As open source data continues to mature on both sides of the structured database wall, we’re seeing a new breed of apps that play to the relative strengths of both the ACID and the BASE models.
Call it a hybrid approach. Sometimes those apps are designed with that balance in mind and sometimes they evolve as historical accidents, a set of adaptations to changing data demands. After all, who could have predicted the massive cascade of social sharing data even five years ago?
As usual, developers are at the bleeding edge of this kind of innovation. They push hosting providers to combine the best of both data worlds. They also, where necessary, make corrections to the trajectory of Open Source data technologies.

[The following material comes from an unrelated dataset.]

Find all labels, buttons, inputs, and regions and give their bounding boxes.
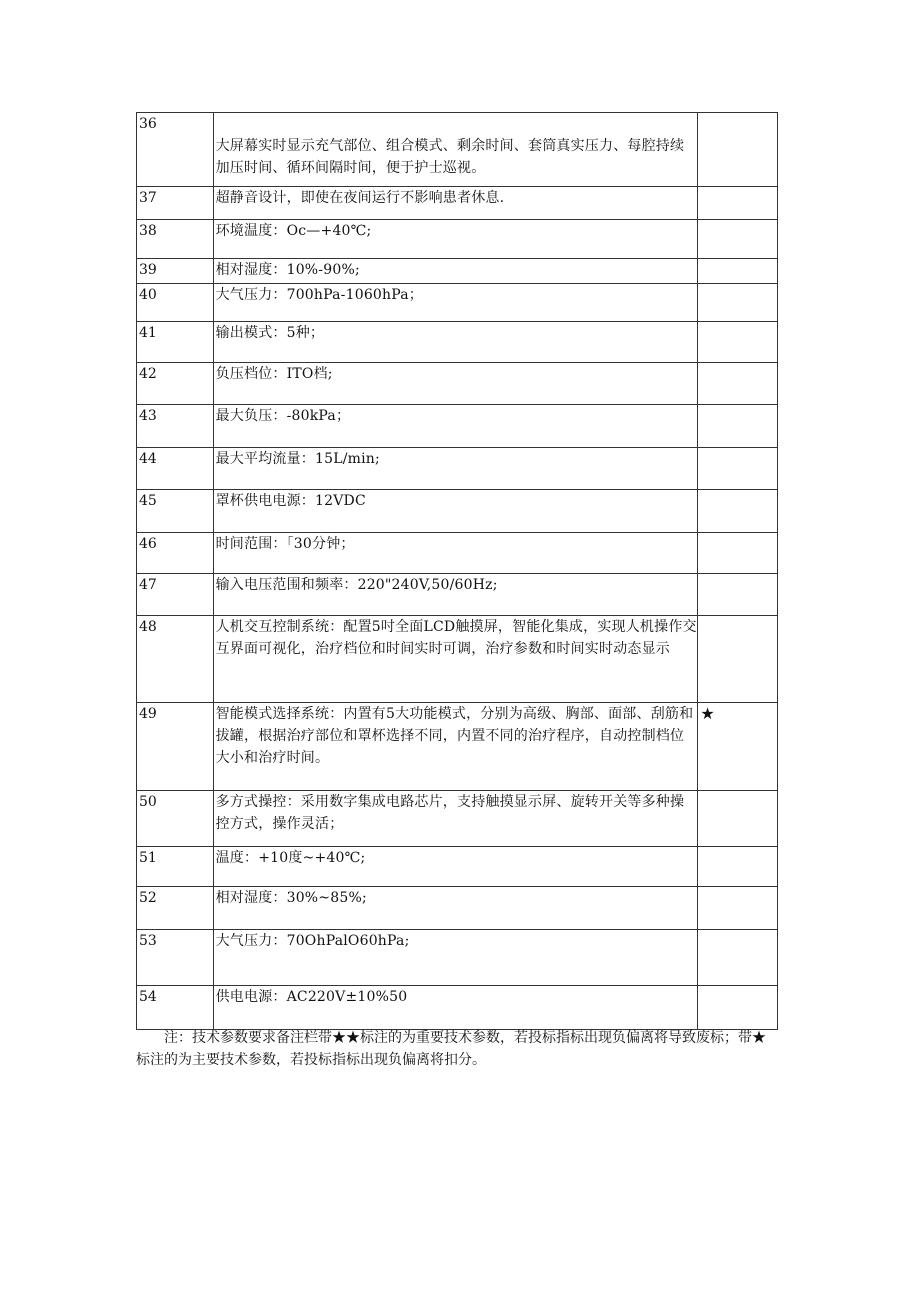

MariaDB, for example, is an attempt to reclaim the open source roots of MySQL after Oracle took possession of it. The developer community demands full transparency from its open source tools, including the freedom to run bug fixes against test cases.
As this hybrid approach continues into 2014 and beyond, hosting companies will only get better at supporting it. Like the media, we’ll stop pretending that the data world is an “either/or” binary equation.
It’s not too different from what’s happening in the hybrid cloud world in general. Blending the performance of dedicated hardware with the scalability of the public cloud can lead to enhanced flexibility and a best-fit solution. It’s all about the right tool for the job.
The goal of gathering and interpreting data, after all, is to capture a slice of the world as it moves swiftly by. Data, wherever it comes from, is just a window. What matters is the view on the other side.